Why am I still seeing login attempts even after the IP got blocked?

It’s common to see blocked IP’s making login attempts. They are not a threat, and will fail. 

To stop a malicious login attempt completely, you would need to filter all traffic that goes to your website before it hits your WordPress installation. This is only possible when you use an extra level of software called “reverse proxy”.

With reverse proxy, all requests to your site including login attempts first hit that proxy, and if the proxy is smart enough, it will deny the bad requests and allow the good ones. Then the good requests will hit your website.

There are 2 main problems with reverse proxies:

  1. They are usually not easy to implement and hiring a web developer is required. You will have to give the developer access to your domain management console and/or your hosting account console. Also you will have to install additional WordPress plugins that will make your site compatible with the proxies.
  2. The most popular proxies are generic. They are not dedicated to WordPress exclusively, instead they try to cover all websites. Hence they have much less information to decide whether a request is bad or not, compared to more focused solutions like Limit Login Attempts Reloaded.

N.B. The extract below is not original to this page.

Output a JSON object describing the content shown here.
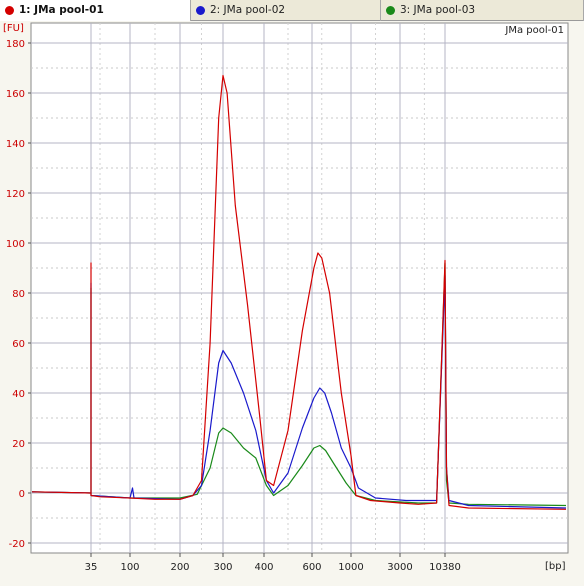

A typical WordPress installation doesn’t use a proxy and all requests will reach the website. At this point, the Limit Login Attempts Plugin comes into play. The plugin decides if a request is legit enough to at least let it try to log in, and if it’s not, it stops the attempt right away.

Since all requests get to the site, you see the login attempts in your log even after you blocked the related IPs, usernames or countries. The trick is all of them get denied.

To sum up: there is no comprehensive way to stop the attempts completely without using an extra piece of software called “reverse proxy”, but using the Limit Login Attempts Reloaded plugin can deny bad attempts, they still will show up on your log.